One Direction / Photo by Getty Images
6
SPIN Rating: 6 of 10
Release Date: November 26, 2013
Label: Columbia

When the cheering stops, pay for more cheering. It’s what record companies do, even in this age of corporate thrift, and that’s why being in a boy band is the shit. As soon as the label recoups its advances, you and your mates underwrite your senescent years with the songwriting credits that your backers now allow you to claim. And according to the evidence, the credits matter this time for One Direction: On Midnight Memories, I can hear what influences make them beautiful. Maybe Louis Tomlinson — whose name dominates the credits — has a hair-metal playlist in which Def Leppard dominates. It wouldn’t surprise me in the slightest.

Which is a relief. In 2011, I couldn’t believe friends preferred 1D’s inaugural hit “What Makes You Beautiful” to the Wanted’s “Glad You Came,” which put over its brain-dead single-entendre with an accordion and the dudes’ slavering 1-900-LUST vocals. But now, Harry Styles, AJ McLean, Lance Bass, Jon Knight, and Joe Jonas stack their harmonies thicker and louder, and hire guitarists for power chordage to match the hardness of their crotches and the softness in their brains. They’ve got the hard part covered with the “Pour Some Sugar on Me” rewrite that is their third album’s title track, the soft with the Mumfordized “Something Great.” This schizophrenia creates a vertiginous listen. Midnight Memories struggles between appeasing the girl fans who want Harry to twinkle through “Story of My Life” and begging those same girl fans to wait in the boys’ dressing rooms. 

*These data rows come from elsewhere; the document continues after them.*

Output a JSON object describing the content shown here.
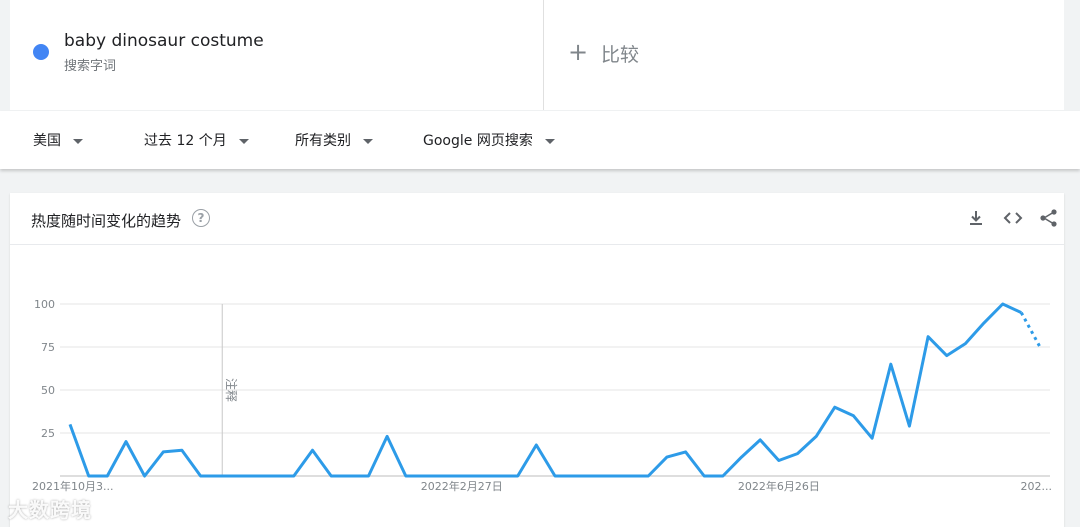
{
  "search_term": {
    "name": "baby dinosaur costume",
    "type": "搜索字词",
    "color": "#4285f4"
  },
  "compare": {
    "plus": "+",
    "label": "比较"
  },
  "filters": {
    "region": "美国",
    "time": "过去 12 个月",
    "category": "所有类别",
    "property": "Google 网页搜索"
  },
  "card": {
    "title": "热度随时间变化的趋势",
    "help": "?",
    "actions": [
      "download-icon",
      "embed-icon",
      "share-icon"
    ]
  },
  "watermark": "大数跨境",
  "chart_data": {
    "type": "line",
    "y_ticks": [
      25,
      50,
      75,
      100
    ],
    "ylim": [
      0,
      100
    ],
    "x_tick_labels": [
      "2021年10月3...",
      "2022年2月27日",
      "2022年6月26日",
      "202..."
    ],
    "x_tick_indices": [
      0,
      21,
      38,
      52
    ],
    "annotation": {
      "label": "注释",
      "index": 8
    },
    "line_color": "#2d9be8",
    "partial_from_index": 51,
    "grid": true,
    "series": [
      {
        "values": [
          30,
          0,
          0,
          20,
          0,
          14,
          15,
          0,
          0,
          0,
          0,
          0,
          0,
          15,
          0,
          0,
          0,
          23,
          0,
          0,
          0,
          0,
          0,
          0,
          0,
          18,
          0,
          0,
          0,
          0,
          0,
          0,
          11,
          14,
          0,
          0,
          11,
          21,
          9,
          13,
          23,
          40,
          35,
          22,
          65,
          29,
          81,
          70,
          77,
          89,
          100,
          95,
          75
        ]
      }
    ]
  }
}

To a point, the audacity takes your breath away. On the bonus tracks “Alive” and “Half a Heart,” the boys ask the doctor to find out what’s ailing them, and when they meet the girl lucky enough to be the right receptacle, she assures them, “Don’t look back, it’s alright,” after which they have lunch by the river serenaded by plucked guitars. And these songs are back to back. On “Diana,” they get what made those early-’80s Rick Springfield hits so indelible, using guitars and keening choral vocals to rescue lines like “I speak a different language but I hear your call.” Horndogs with hearts of Euros, One Direction don’t waste time on shading — why should they? Their audience doesn’t, or their perception of their audience, certainly doesn’t.

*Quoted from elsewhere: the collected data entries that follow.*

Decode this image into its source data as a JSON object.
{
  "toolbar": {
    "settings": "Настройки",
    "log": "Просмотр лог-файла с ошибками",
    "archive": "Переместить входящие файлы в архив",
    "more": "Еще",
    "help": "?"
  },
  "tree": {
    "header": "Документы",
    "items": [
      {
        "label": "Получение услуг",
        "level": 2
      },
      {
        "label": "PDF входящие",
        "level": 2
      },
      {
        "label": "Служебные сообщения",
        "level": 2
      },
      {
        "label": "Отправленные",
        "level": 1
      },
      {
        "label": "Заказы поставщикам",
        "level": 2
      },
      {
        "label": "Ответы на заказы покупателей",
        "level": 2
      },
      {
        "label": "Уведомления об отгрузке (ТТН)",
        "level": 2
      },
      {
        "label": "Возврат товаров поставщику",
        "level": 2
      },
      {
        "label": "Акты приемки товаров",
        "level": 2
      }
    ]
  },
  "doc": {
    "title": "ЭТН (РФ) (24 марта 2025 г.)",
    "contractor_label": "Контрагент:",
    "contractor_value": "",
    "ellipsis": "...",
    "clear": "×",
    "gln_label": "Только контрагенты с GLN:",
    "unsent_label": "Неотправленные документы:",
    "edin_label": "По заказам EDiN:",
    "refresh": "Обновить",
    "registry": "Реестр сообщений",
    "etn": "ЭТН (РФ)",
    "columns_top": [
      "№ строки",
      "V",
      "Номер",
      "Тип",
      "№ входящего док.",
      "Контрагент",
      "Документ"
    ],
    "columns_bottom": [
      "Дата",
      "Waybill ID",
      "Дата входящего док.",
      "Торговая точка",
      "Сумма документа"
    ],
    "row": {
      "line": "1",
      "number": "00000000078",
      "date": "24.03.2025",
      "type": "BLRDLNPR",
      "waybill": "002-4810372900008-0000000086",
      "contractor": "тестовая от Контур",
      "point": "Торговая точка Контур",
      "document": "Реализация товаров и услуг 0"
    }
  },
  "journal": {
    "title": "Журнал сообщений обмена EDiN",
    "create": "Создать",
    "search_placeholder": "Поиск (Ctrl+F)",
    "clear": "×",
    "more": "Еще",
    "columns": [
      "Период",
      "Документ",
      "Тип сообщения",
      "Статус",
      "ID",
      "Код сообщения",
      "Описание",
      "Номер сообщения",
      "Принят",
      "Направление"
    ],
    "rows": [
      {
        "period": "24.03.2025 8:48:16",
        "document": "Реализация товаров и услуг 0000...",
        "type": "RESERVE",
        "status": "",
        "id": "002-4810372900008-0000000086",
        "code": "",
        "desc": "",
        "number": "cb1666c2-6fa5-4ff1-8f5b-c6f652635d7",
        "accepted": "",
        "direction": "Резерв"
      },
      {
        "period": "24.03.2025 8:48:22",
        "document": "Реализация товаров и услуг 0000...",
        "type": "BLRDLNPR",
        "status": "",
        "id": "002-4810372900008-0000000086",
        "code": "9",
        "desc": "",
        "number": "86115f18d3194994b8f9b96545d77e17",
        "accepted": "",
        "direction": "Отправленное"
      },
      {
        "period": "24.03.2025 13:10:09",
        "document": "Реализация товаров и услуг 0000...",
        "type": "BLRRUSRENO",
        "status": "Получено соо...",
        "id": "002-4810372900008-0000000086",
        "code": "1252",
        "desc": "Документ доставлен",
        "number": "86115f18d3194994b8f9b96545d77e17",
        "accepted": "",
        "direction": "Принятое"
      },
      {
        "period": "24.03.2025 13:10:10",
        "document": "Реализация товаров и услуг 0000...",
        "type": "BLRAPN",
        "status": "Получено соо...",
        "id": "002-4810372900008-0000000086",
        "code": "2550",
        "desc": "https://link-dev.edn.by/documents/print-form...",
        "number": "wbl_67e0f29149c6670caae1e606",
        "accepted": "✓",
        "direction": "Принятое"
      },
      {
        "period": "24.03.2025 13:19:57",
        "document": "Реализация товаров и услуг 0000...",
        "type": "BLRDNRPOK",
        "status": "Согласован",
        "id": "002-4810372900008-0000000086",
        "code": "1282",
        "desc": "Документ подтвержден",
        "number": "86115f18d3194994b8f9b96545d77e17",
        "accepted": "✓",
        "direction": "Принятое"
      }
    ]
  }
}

As long as Midnight Memories offers chorus after chorus of Gary Glitter-style fodderstompf, it sounds like the best boy-band album since No Strings Attached. With inspired juxtapositions like early-’60s twang guitar and parade-ground beats — and oh-oh-ohs set to a Killers hook on “Happily” — it even suggests a way out of the EDM cul-de-sac in which pop finds itself. As long as they’re on, these are the Best Songs Ever.